Genetic parameters (i.e., genetic and additive residual variances) for mDNA level (M values) and mDNA load were estimated using the following animal model fitted in a Bayesian framework genomics best linear unbiased prediction (GBLUP).

$${varvec{y}}={varvec{X}}{varvec{b}}+{varvec{Z}}{varvec{u}}+{varvec{e}}$$

where ({varvec{y}}) corresponds to the vector of phenotypes (mDNA level or mDNA load); ({varvec{X}}) corresponds to the design matrix linking fixed effects to phenotypes; ({varvec{b}}) is the fixed effects vector including the y-intercept, linear and quadratic (mDNA only) covariates of age, and proportion covariates of each race; ({varvec{Z}}) corresponds to the incidence matrix linking the random animal effect to the phenotypes; ({varvec{u}}) corresponds to the vector of random animal effects, where ({varvec{u}}) ~N(0, g ({sigma}_{u}^{2})), where g corresponds to the genomic relationship matrix constructed according to VanRaden’s first method34 and ({sigma}_{u}^{2}) corresponds to the additive genetic variance; and ({varvec{e}}) is the vector of random residual effects associated with the phenotype, where ({varvec{e}}) ~N(0, I ({sigma}_{e}^{2})), where I is the identity matrix and ({sigma}_{e}^{2}) corresponds to the residual variance. The H2 was obtained as the ratio of additive genetic variance divided by phenotypic variance (additive genetic variance + residual variance).

Gibbs sampling was used to sample a posterior parameter distribution with a string length of 20,000 iterations, a burn-in of 2,000 samples, and a thinning interval of 100. Analyzes were performed at the help from BGLR package35 in R software.

#### Effect of age on mtDNA load and age prediction

The effect of age on mDNA load was estimated by fitting an exponential regression of mDNA load on animal age (years). mDNA status was included as a variable to predict animal age using five Bayesian regression models: BRR29BayesA29BayesB29BayesCπ36and Bayesian LASSO (BLASSO)37as following:

$${varvec{y}}={varvec{X}}{varvec{b}}+sum_{i=1}^{k}{{varvec{m}}}_{{varvec {i}}}{boldsymbol{alpha }}_{{varvec{i}}}{{varvec{updelta}}}_{{varvec{i}}}+{varvec{e} }$$

where ({varvec{X}}) and ({varvec{e}}) have been previously described; ({varvec{y}}) corresponds to the vector of ages in years; ({varvec{b}}) is the vector of fixed effects, including the intercept and linear covariates for each race; ({{varvec{m}}}_{{varvec{i}}}) is the mtDNA status vector for the site I (coded as 0, 1 and 2); ({boldsymbol{alpha }}_{{varvec{i}}}) i is the effect of DNAm status for the site I for each of k sites; ({{varvec{updelta}}}_{{varvec{i}}}) is an indicator if the DNAm status site I was included (({{varvec{updelta}}}_{{varvec{i}}}) = 1) or excluded (({{varvec{updelta}}}_{{varvec{i}}}) = 0) of the model for a given iteration of Gibbs sampling (BayesRR and BayesA, ({{varvec{updelta}}}_{{varvec{i}}}) = 1). In BayesRR and BayesCπ, the effect of DNAm status is assumed to follow a normal distribution. In BayesA and BayesB, the effect of DNAm status is assumed to follow a you-distribution with site-specific variances. In Bayes Lasso, the effect of mtDNA status is assumed to follow a double exponential distribution.
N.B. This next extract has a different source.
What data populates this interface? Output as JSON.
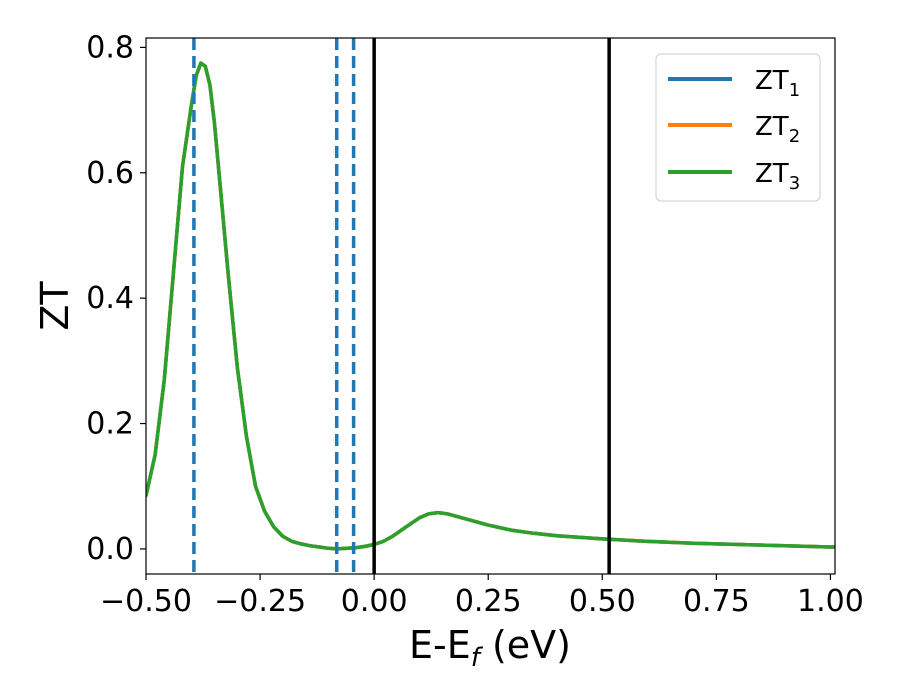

Gibbs sampling was used to sample a posterior parameter distribution with a string length of 20,000 iterations, a burn-in of 2,000 samples, and a thinning interval of 100. Bootstrapping (not= 400) was used to evaluate the performance of models with 102 and 34 individuals as training and validation populations, respectively. The performance of the models was evaluated based on the correlation between the actual and predicted age, the root mean square error and the slope of the regression of the predicted age on the actual age. Analyzes were performed in the BGLR package35 in R software.